Ÿnsect raises €160 million, but closes Dutch production plant and cuts 20% of workforce

The French insect farming startup plans to expand its vertical insect farm in France and refocus on high-margin markets including pet foods.
Ÿnsect raises €160 million, but closes Dutch production plant and cuts 20% of workforce

Paris-based natural insect protein maker Ÿnsect has raised €160 million in a new funding round.
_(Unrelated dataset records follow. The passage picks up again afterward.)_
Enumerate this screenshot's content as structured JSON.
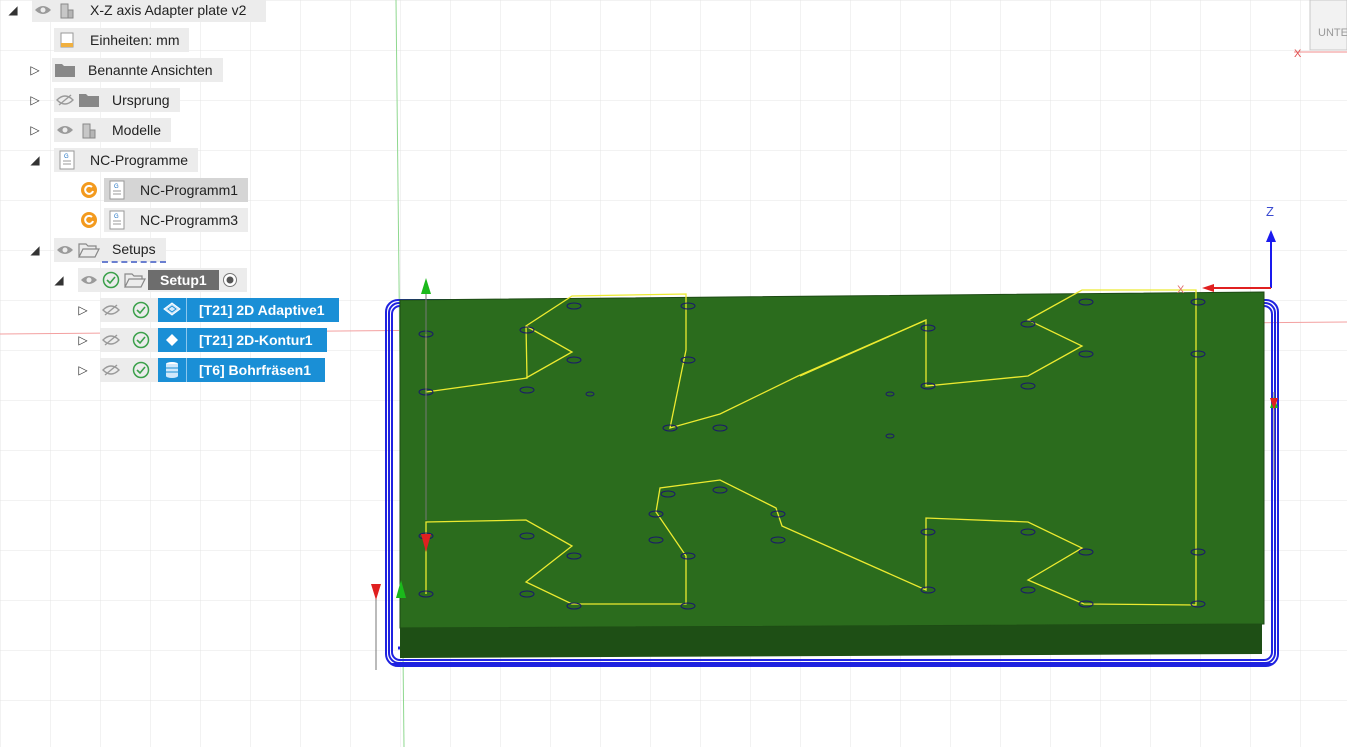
{
  "browser": {
    "root": {
      "label": "X-Z axis Adapter plate v2"
    },
    "units": {
      "label": "Einheiten: mm"
    },
    "named_views": {
      "label": "Benannte Ansichten"
    },
    "origin": {
      "label": "Ursprung"
    },
    "models": {
      "label": "Modelle"
    },
    "nc_programs": {
      "label": "NC-Programme",
      "items": [
        {
          "label": "NC-Programm1"
        },
        {
          "label": "NC-Programm3"
        }
      ]
    },
    "setups": {
      "label": "Setups",
      "setup1": {
        "label": "Setup1"
      },
      "operations": [
        {
          "label": "[T21] 2D Adaptive1"
        },
        {
          "label": "[T21] 2D-Kontur1"
        },
        {
          "label": "[T6] Bohrfräsen1"
        }
      ]
    }
  },
  "viewcube": {
    "label": "UNTE"
  },
  "axes": {
    "z": "Z",
    "x": "X"
  },
  "colors": {
    "stock_green": "#2a6b1c",
    "toolpath_blue": "#1f22e0",
    "toolpath_yellow": "#e8e62a",
    "selection_blue": "#1a8fd6",
    "orange_icon": "#f39a1e"
  }
}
According to the company, the new capital will be used to shift away from its current modus operandi of primarily animal feed to the more lucrative markets of pet foods and food ingredients.

The company declined to comment on the investors of this newest raise, citing that a second tranche was in discussions, however, previous backers of the company include Bpi France, the European Commission, Belgium’s Astanor Ventures, and French bank Caisse d’Epargne.

Citing soaring costs across the board (energy, raw materials, and debt), as the company refocuses on higher profit outputs, Ÿnsect will cease operations of its Dutch production plant that was brought on board through the acquisition of Protifarm approximately two years ago.

The shutdown equates to 35 job cuts, while another 38 positions are slated to go according to company CEO Antoine Hubert. According to Ÿnsect, they have 360 people employed, thus resulting in a 20.27% reduction of the workforce.

In an interview with Reuters, Hubert explained, “In an environment where there is inflation on energy and raw materials but also on the cost of capital and debt, we cannot afford to invest loads of resources in markets which are the least remunerative (animal feed), while you have other markets where there is a lot of demand, good returns and higher margins.”